An important issue we encounter at PHR is dual loyalty – the potential conflict between doctors’ duties to their patients and to their employers, particularly governments. We’ve seen it with U.S. Navy nurses being asked to force-feed detainees at Guantánamo, or Afghan government doctors being required to perform so-called “virginity testing” on women suspected of adultery. How did you tackle the problem of dual loyalty in the New York prison system?

The second you pick up a stethoscope in a jail setting, you feel the pressure of dual loyalty. It can be the most minor decision, such as whether to prescribe someone an albuterol inhaler, which requires a detainee to be front-cuffed, so he can access the device in his pocket. But security forces may tell doctors that a detainee is dangerous and that he doesn’t need an inhaler, because they don’t want him to be front-cuffed. As a doctor, you have to take care of the patient based on their medical needs, as you would any other.

In the jail system where I worked, 23 percent of health care staff reported that their ethics were routinely challenged – and we created the country’s first and only dual loyalty training program to address that. We know this is happening everywhere, including to the health professionals who work at Guantánamo.
The dual loyalty issue is prevalent all over the world, and it has a negative impact on health outcomes. We need to acknowledge its pervasiveness and reduce the harm it does.

How do you hope your expertise and training will strengthen PHR’s work?

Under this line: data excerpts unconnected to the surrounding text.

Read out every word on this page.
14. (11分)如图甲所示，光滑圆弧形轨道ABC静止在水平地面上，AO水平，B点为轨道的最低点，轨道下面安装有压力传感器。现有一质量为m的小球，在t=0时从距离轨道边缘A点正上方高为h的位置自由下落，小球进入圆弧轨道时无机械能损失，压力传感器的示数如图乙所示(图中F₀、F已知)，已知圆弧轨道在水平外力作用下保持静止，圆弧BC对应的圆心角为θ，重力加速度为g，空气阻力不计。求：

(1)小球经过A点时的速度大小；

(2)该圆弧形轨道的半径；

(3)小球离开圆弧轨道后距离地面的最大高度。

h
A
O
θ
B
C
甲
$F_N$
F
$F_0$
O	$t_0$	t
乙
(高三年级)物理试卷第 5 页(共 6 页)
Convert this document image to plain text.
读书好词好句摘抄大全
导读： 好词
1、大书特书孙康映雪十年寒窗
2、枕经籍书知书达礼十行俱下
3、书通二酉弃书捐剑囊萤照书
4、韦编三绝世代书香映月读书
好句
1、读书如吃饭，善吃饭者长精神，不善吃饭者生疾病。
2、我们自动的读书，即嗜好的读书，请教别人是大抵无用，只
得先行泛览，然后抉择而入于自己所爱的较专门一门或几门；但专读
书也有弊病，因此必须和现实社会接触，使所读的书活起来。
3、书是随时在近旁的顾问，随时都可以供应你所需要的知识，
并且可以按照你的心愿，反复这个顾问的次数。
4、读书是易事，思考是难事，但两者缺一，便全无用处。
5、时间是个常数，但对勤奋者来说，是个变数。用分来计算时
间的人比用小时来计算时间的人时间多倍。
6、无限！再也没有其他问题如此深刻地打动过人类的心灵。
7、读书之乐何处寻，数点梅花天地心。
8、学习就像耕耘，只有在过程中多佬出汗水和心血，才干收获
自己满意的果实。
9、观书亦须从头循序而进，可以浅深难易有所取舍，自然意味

I have a strong belief in using the tools of epidemiology and public health to promote a human rights agenda, and I want to build our capacity at PHR to use these approaches. PHR did this in the 1990s in Cambodia, where we analyzed thousands of cases of landmine injuries and were able to show that one in 256 people had been maimed by those weapons – a horrifying statistic that was key to passing the international Mine Ban Treaty. In the prison system, I used this approach to advocate against solitary confinement; by analyzing 250,000 jail admissions, we showed that people who had been in solitary confinement had an eight times greater risk of self-harm than other prisoners. Right now, PHR is working in northern Iraq to increase capacity to document torture and other war crimes. My hope is that we can strengthen the case of the brave people who have come forward to report sexual violence by training local partners to assess the incidence and prevalence of this horrific violation, as well as many other human rights abuses. Similarly, our Syria team is working every day to provide data to the entire world about the rate and location of attacks against health care facilities. In conjunction with the personal stories that we hear every day, these are very powerful tools for advancing human rights.

I also want to introduce dual loyalty trainings through health care professional organizations; I’m doing one for the American Psychological Association in November with the goal of reaching up to 5,000 American psychologists. And we could scale up this type of engagement through the hundreds of doctors in our Asylum Network who have a special insight into health issues in immigrant and other detention facilities – an area that promises to present significant human rights challenges going forward.